Deadline is reporting that Fox Searchlight bought the distribution rights for “Brooklyn” which premiered during the Sundance Film Festival.
Two nights ago, Fox Searchlight was in the middle of an auction for Me And Earl And The Dying Girl that had reached a record $12 million — until FSL instead made a different deal with lower upfront and more upside in success. Now, Searchlight is closing up another deal that is one of the biggest for Sundance, paying $9 million for rights to Brooklyn, the John Crowley-directed period drama that stars Saoirse Ronan, Domhnall Gleeson, Emory Cohen, Julie Walters and Jim Broadbent. Deal is for world rights, minus the UK, Canada and Oz.
Scripted by Nick Hornby, the film takes place in 1950s Ireland where a young woman uproots and heads to Brooklyn, trying to forge a new life and finding work and first love. Family tragedy brings her back to Ireland, where she is forced to confront a terrible dilemma. She must make a heartbreaking choice between two men and two countries. CAA brokered the deal with foreign sales agent Hanway. The film bowed in the Premieres section on Monday at the Eccles Theatre. This was one of the titles that buyers were most sparked about. Crowley is a fine director of UK-themed films, whose past efforts include Boy A and Intermission.
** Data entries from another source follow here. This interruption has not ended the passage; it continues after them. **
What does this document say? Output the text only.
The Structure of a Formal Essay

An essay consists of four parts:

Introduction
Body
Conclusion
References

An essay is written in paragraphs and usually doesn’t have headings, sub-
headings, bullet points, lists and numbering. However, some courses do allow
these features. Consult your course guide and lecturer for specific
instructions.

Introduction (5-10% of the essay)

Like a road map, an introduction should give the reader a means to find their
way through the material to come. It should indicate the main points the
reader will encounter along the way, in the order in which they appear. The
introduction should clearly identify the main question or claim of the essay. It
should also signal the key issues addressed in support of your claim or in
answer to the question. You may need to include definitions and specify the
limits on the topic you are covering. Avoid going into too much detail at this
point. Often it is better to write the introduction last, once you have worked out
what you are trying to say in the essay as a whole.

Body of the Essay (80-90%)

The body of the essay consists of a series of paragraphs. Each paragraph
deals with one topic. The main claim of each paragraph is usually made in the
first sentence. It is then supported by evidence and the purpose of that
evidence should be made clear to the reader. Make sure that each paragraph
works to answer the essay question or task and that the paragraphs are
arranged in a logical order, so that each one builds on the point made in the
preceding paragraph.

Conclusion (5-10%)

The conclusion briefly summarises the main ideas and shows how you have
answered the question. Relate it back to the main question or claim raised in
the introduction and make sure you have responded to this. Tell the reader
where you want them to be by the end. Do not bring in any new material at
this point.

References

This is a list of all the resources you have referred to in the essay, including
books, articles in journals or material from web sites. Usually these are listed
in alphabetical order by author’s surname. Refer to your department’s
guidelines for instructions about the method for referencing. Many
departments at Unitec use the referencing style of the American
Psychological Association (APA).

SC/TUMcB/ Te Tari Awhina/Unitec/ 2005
This one had everyone from The Weinstein Company to Focus Features and CBS Films chasing it, but Searchlight prevailed in the end. This is a whopper of a deal, and it stacks up favorably or even exceeds past precedent setters like The Spitfire Grill, Little Miss Sunshine, The Way Way Back and Hamlet 2, when you factor in the territories in the deal.
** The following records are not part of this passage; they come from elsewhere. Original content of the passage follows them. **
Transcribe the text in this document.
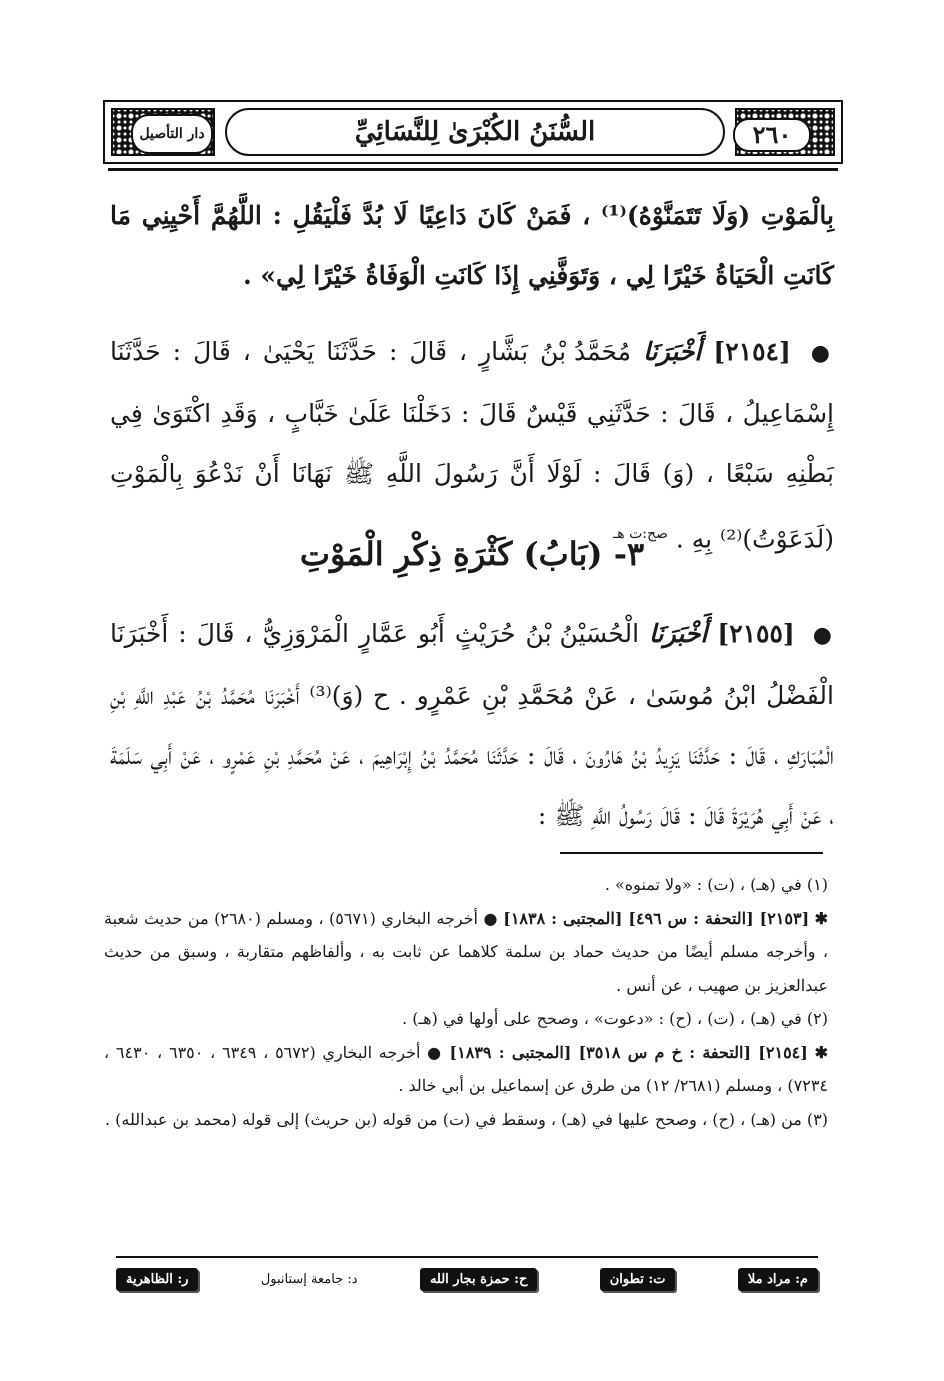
٢٦٠
السُّنَنُ الكُبْرَىٰ لِلنَّسَائِيِّ
دار التأصيل
بِالْمَوْتِ (وَلَا تَتَمَنَّوْهُ)⁽¹⁾ ، فَمَنْ كَانَ دَاعِيًا لَا بُدَّ فَلْيَقُلِ : اللَّهُمَّ أَحْيِنِي مَا كَانَتِ الْحَيَاةُ خَيْرًا لِي ، وَتَوَفَّنِي إِذَا كَانَتِ الْوَفَاةُ خَيْرًا لِي» .
● [٢١٥٤] أَخْبَرَنَا مُحَمَّدُ بْنُ بَشَّارٍ ، قَالَ : حَدَّثَنَا يَحْيَىٰ ، قَالَ : حَدَّثَنَا إِسْمَاعِيلُ ، قَالَ : حَدَّثَنِي قَيْسٌ قَالَ : دَخَلْنَا عَلَىٰ خَبَّابٍ ، وَقَدِ اكْتَوَىٰ فِي بَطْنِهِ سَبْعًا ، (وَ) قَالَ : لَوْلَا أَنَّ رَسُولَ اللَّهِ ﷺ نَهَانَا أَنْ نَدْعُوَ بِالْمَوْتِ (لَدَعَوْتُ)⁽²⁾ بِهِ . $^{صح:ت هـ}$
٣- (بَابُ) كَثْرَةِ ذِكْرِ الْمَوْتِ
● [٢١٥٥] أَخْبَرَنَا الْحُسَيْنُ بْنُ حُرَيْثٍ أَبُو عَمَّارٍ الْمَرْوَزِيُّ ، قَالَ : أَخْبَرَنَا الْفَضْلُ ابْنُ مُوسَىٰ ، عَنْ مُحَمَّدِ بْنِ عَمْرٍو . ح (وَ)⁽³⁾ أَخْبَرَنَا مُحَمَّدُ بْنُ عَبْدِ اللَّهِ بْنِ الْمُبَارَكِ ، قَالَ : حَدَّثَنَا يَزِيدُ بْنُ هَارُونَ ، قَالَ : حَدَّثَنَا مُحَمَّدُ بْنُ إِبْرَاهِيمَ ، عَنْ مُحَمَّدِ بْنِ عَمْرٍو ، عَنْ أَبِي سَلَمَةَ ، عَنْ أَبِي هُرَيْرَةَ قَالَ : قَالَ رَسُولُ اللَّهِ ﷺ :

(١) في (هـ) ، (ت) : «ولا تمنوه» .

✱ [٢١٥٣] [التحفة : س ٤٩٦] [المجتبى : ١٨٣٨] ● أخرجه البخاري (٥٦٧١) ، ومسلم (٢٦٨٠) من حديث شعبة ، وأخرجه مسلم أيضًا من حديث حماد بن سلمة كلاهما عن ثابت به ، وألفاظهم متقاربة ، وسبق من حديث عبدالعزيز بن صهيب ، عن أنس .

(٢) في (هـ) ، (ت) ، (ح) : «دعوت» ، وصحح على أولها في (هـ) .

✱ [٢١٥٤] [التحفة : خ م س ٣٥١٨] [المجتبى : ١٨٣٩] ● أخرجه البخاري (٥٦٧٢ ، ٦٣٤٩ ، ٦٣٥٠ ، ٦٤٣٠ ، ٧٢٣٤) ، ومسلم (٢٦٨١/ ١٢) من طرق عن إسماعيل بن أبي خالد .

(٣) من (هـ) ، (ح) ، وصحح عليها في (هـ) ، وسقط في (ت) من قوله (بن حريث) إلى قوله (محمد بن عبدالله) .

م: مراد ملا
ت: تطوان
ح: حمزة بجار الله
د: جامعة إستانبول
ر: الظاهرية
While they are understated about their business, Fox Searchlight’s Steve Gilula and Nancy Utley leave the slopes with two of the most coveted acquisition titles. It’s not surprising they came here swinging for the fences; after winning the Best Picture Oscar last year for 12 Years A Slave, this year they’ve got The Grand Budapest Hotel, which is about to cross $180 million worldwide and is selling briskly on DVD with nine Oscar nominations including Best Picture.